Пехота - страница 14
– Пусть забирает плиту и уходит! – сказал я ей, и она неожиданно послушалась моего совета.
Фогель загрузил плиту в автомобиль, выкурил на прощание сигарету – чего за ним прежде не водилось – завел мотор и уехал. Больше я его не видел. Блюда еврейской кухни, шпигование гусей, ограничения на просмотр телевизора ушли в прошлое. Целый пласт незнакомой для меня культуры оказался непознанным, хотя я и проявлял свойственное ребенку любопытство. Все же, я был довольно строптивым мальчиком. Фогеля злило то, что я никогда его ни о чем не спрашивал. Я не хотел ничему учиться – вот, что раздражало его во мне больше всего. Впрочем, не все, чему он учил было эффективным на практике. Так он утверждал, что удар ребром ладони по кадыку приведет к неизбежной смерти противника. Я опробовал этот прием в одной из решающих драк за лидерство во дворе, но противник нырком легко ушел от удара, повалил меня на землю и избивал до тех пор, пока мой греческий нос не расплылся по лицу блином. Еще его раздражало мое постоянное вранье. Я любил расстреливать мелочь в тире, и ради этого мог выйти из дома раньше на полчаса и сделать большой крюк по пути в школу. Однажды он меня увидел на остановке в том месте, где меня не должно было быть, и эта необходимость держать ответ за пустяковый проступок, навела меня на мысль, что присутствие Фогеля в моей жизни ее излишне формализует.
Я был устроен примитивно. Никто, впрочем, не интересовался моим устройством. Маме было довольно того, что я учусь игре на балалайке в музыкальной школе. Каких-то особых интересов и дарований я не проявлял. У меня были крепкие колени, и одно время у мамы была идея отдать меня в балетный класс, но для этого нужно было вести меня в Киев, в общем, моя балетная карьера закончилась, так и не начавшись. Но мои здоровые колени мне пригодились в жизни. Я играл этими коленями в футбол во дворе и пинался ими так, что мало кто мог устоять на ногах, поэтому меня ставили в защиту.
Помимо Фогеля с нами какое-то время жила тетя Тая. Она была одинокой женщиной лет тридцати пяти, несколько полноватой, но довольно веселой. Она появилась в нашей семье внезапно – мама забрала ее к нам прямо в гипсе на время выздоровления, после того как та сломала ногу. Работала Тая в вычислительном центре Южно-трубного завода, жила до переезда к нам в общежитии, и оказалась очень удобным в быту человеком. Она взяла на себя хлопоты по хозяйству, готовила обеды, занималась моим воспитанием, помогала делать домашние задания, полностью подменяла маму, когда той выдавалась возможность отдохнуть на курорте.
Тая осталась жить у нас на несколько лет. Я не знаю, какие отношения связывали маму с этой женщиной. Она жила с нами даже тогда, когда в жизни мамы появлялись другие мужчины. Их отношения были неровными. Было время, когда она выставляла Таю из дома и запрещала мне с ней общаться. Но я все равно заходил к ней в гости, и она мне рассказывала о своем увлечении фотографией или делилась планами на свое очередное путешествие заграницу.
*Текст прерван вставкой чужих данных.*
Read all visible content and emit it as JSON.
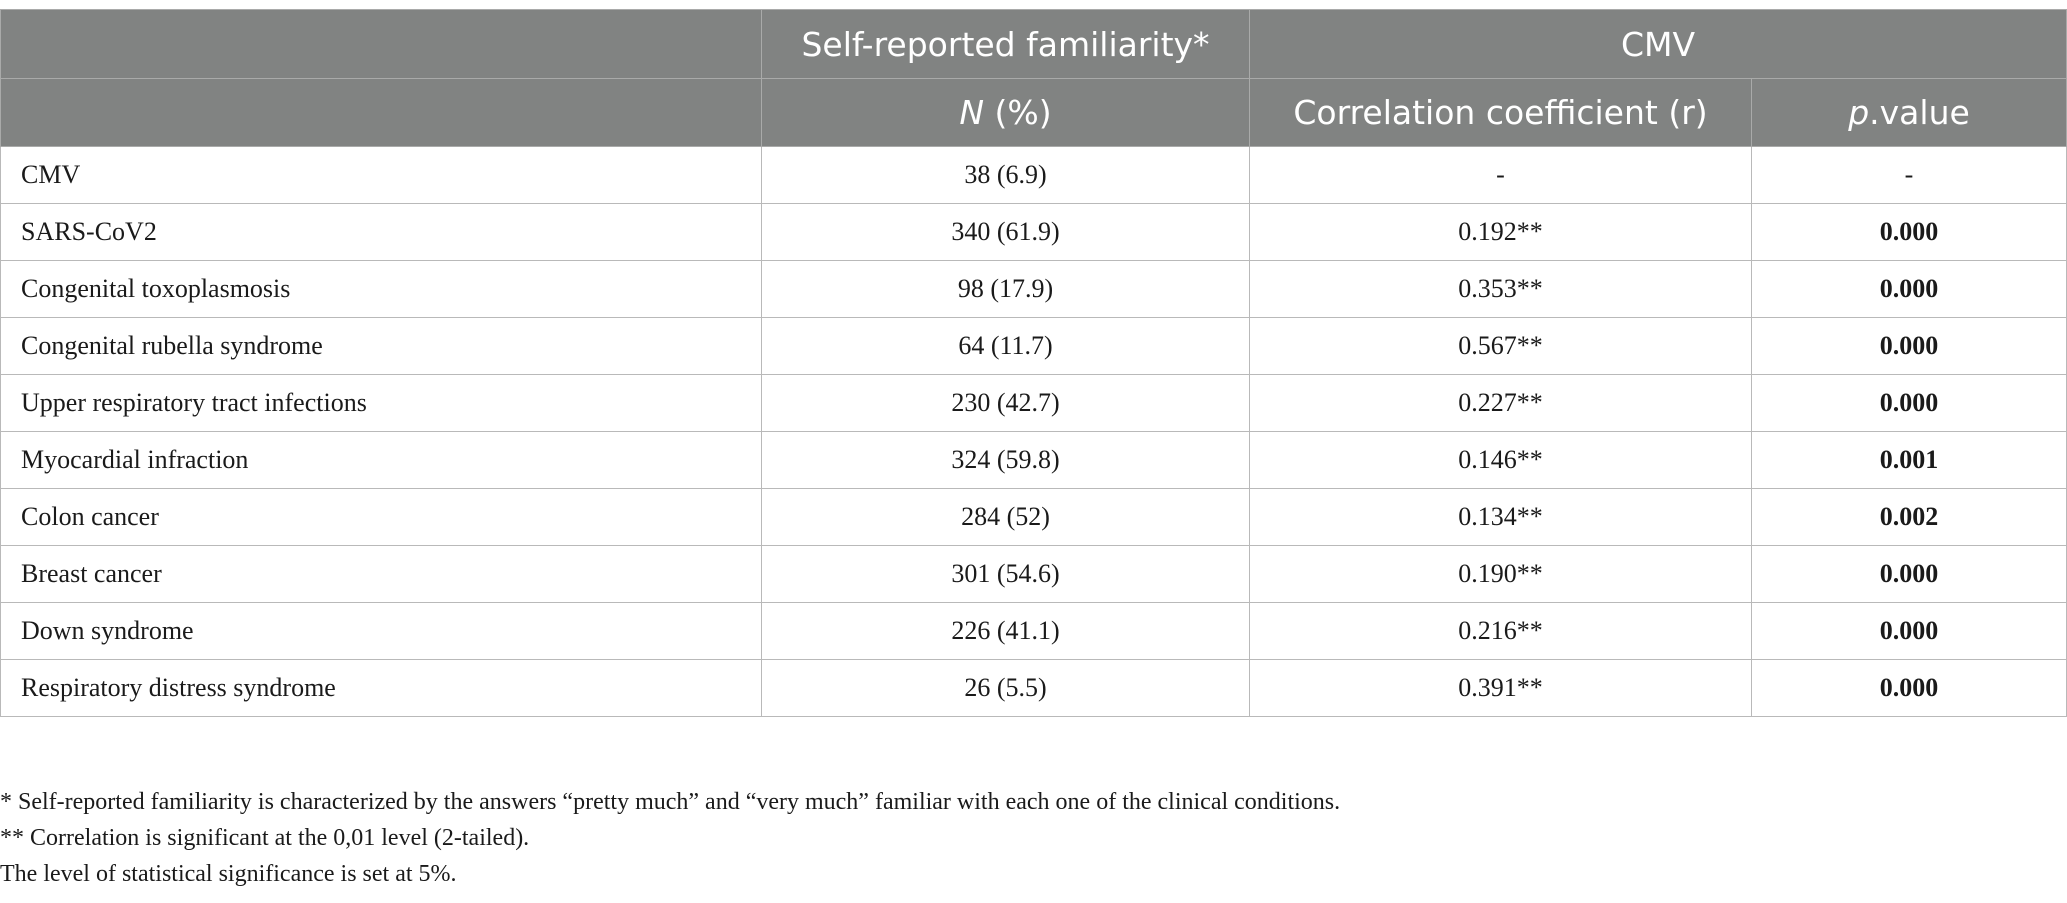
{
  "table": {
    "headers": {
      "row1": {
        "blank": "",
        "familiarity": "Self-reported familiarity*",
        "cmv": "CMV"
      },
      "row2": {
        "blank": "",
        "n_italic": "N",
        "n_rest": " (%)",
        "correlation": "Correlation coefficient (r)",
        "p_italic": "p",
        "p_rest": ".value"
      }
    },
    "rows": [
      {
        "condition": "CMV",
        "n_pct": "38 (6.9)",
        "r": "-",
        "p": "-"
      },
      {
        "condition": "SARS-CoV2",
        "n_pct": "340 (61.9)",
        "r": "0.192**",
        "p": "0.000"
      },
      {
        "condition": "Congenital toxoplasmosis",
        "n_pct": "98 (17.9)",
        "r": "0.353**",
        "p": "0.000"
      },
      {
        "condition": "Congenital rubella syndrome",
        "n_pct": "64 (11.7)",
        "r": "0.567**",
        "p": "0.000"
      },
      {
        "condition": "Upper respiratory tract infections",
        "n_pct": "230 (42.7)",
        "r": "0.227**",
        "p": "0.000"
      },
      {
        "condition": "Myocardial infraction",
        "n_pct": "324 (59.8)",
        "r": "0.146**",
        "p": "0.001"
      },
      {
        "condition": "Colon cancer",
        "n_pct": "284 (52)",
        "r": "0.134**",
        "p": "0.002"
      },
      {
        "condition": "Breast cancer",
        "n_pct": "301 (54.6)",
        "r": "0.190**",
        "p": "0.000"
      },
      {
        "condition": "Down syndrome",
        "n_pct": "226 (41.1)",
        "r": "0.216**",
        "p": "0.000"
      },
      {
        "condition": "Respiratory distress syndrome",
        "n_pct": "26 (5.5)",
        "r": "0.391**",
        "p": "0.000"
      }
    ]
  },
  "footnotes": [
    "* Self-reported familiarity is characterized by the answers “pretty much” and “very much” familiar with each one of the clinical conditions.",
    "** Correlation is significant at the 0,01 level (2-tailed).",
    "The level of statistical significance is set at 5%."
  ]
}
Пару раз она брала меня с собой в ночную смену в вычислительный центр. Из вычислительного центра я принес домой портрет Ленина, напечатанный на листе бумаги методом программирования.
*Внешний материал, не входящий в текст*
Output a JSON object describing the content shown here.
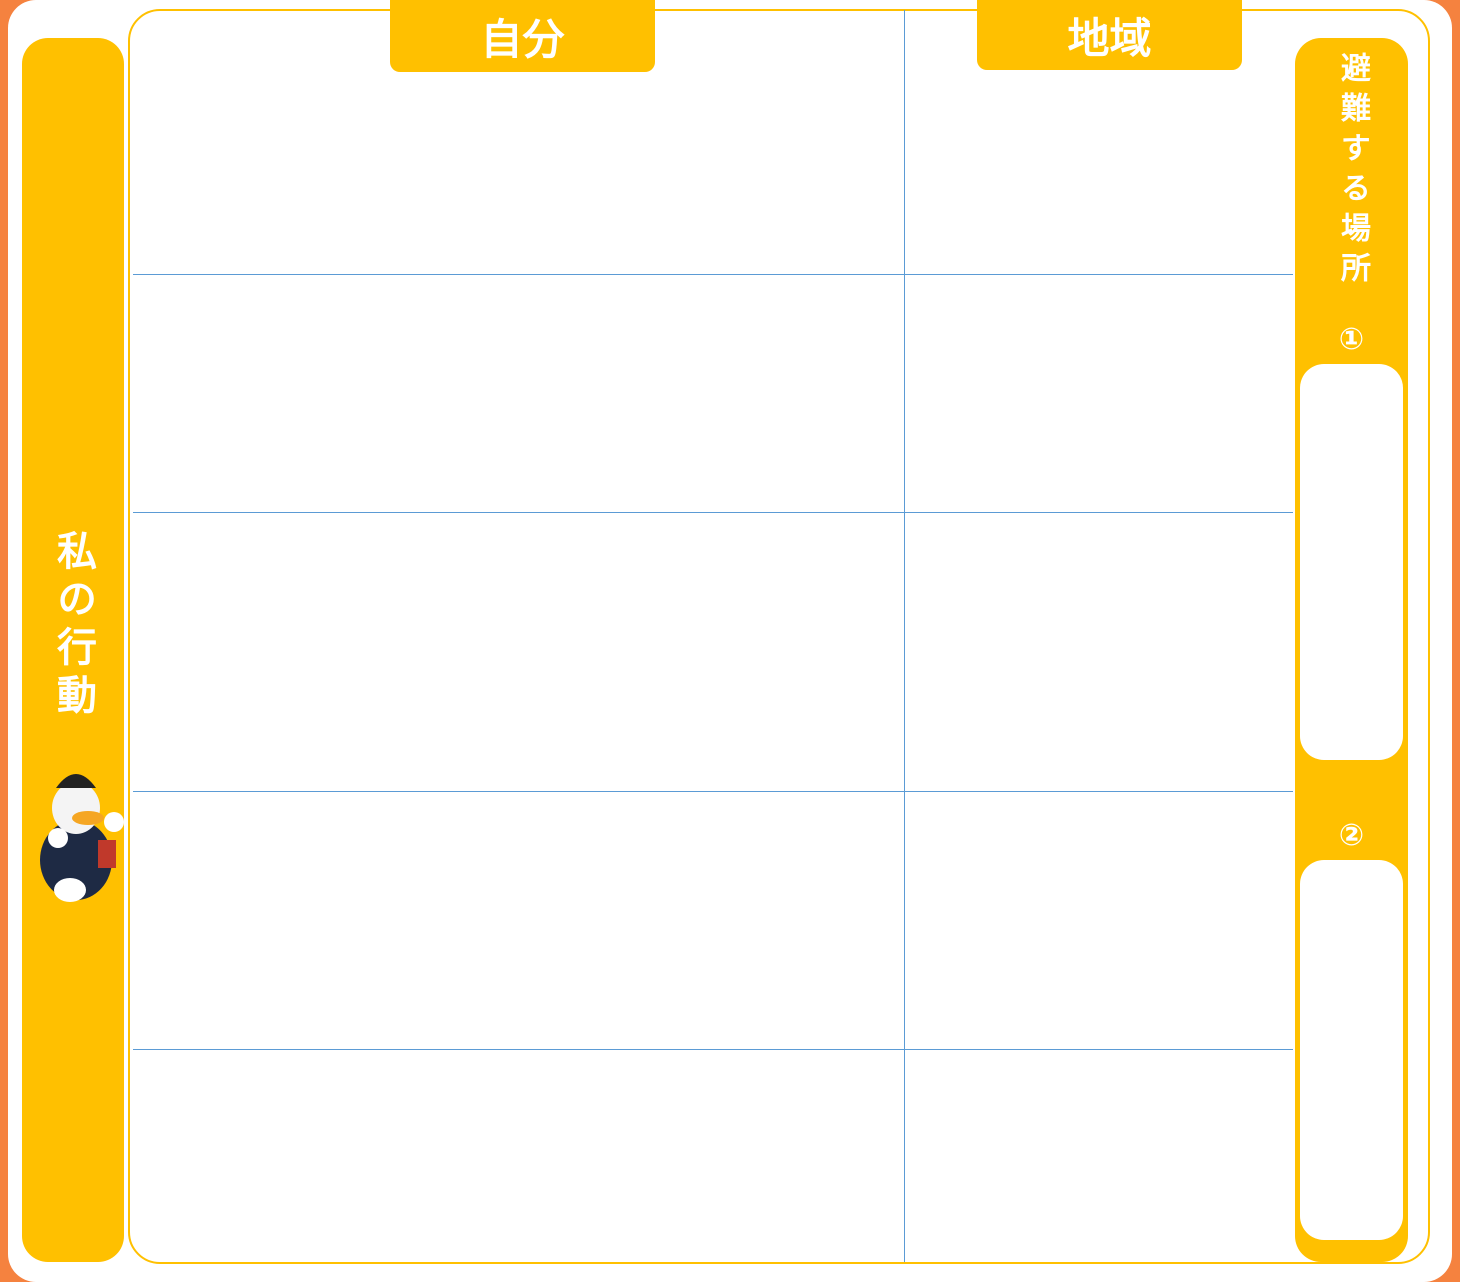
{
  "left_label": "私の行動",
  "headers": {
    "self": "自分",
    "community": "地域"
  },
  "right_label": "避難する場所",
  "places": [
    "①",
    "②"
  ]
}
С Таей мы учили таблицу умножения, и я помню наш с ней диспут по поводу математики. Я ненавидел математику, и утверждал, что это совершенно бесполезный предмет в школьной программе. Тая приводила аргументы, что без математики я не смогу поступить в институт и не получу высшего образования, которое позволит мне претендовать на хорошую работу. На что я отвечал, что собираюсь работать говночистом, а она возражала, что ассенизатору тоже нужно уметь подсчитывать, сколько ведер говна он откачал, чтобы его не обманули при расчете зарплаты. В общем, я признал правоту тети Таи и выучил таблицу умножения, однако, как я убедился на личном опыте, говночистам математика действительно ни к чему.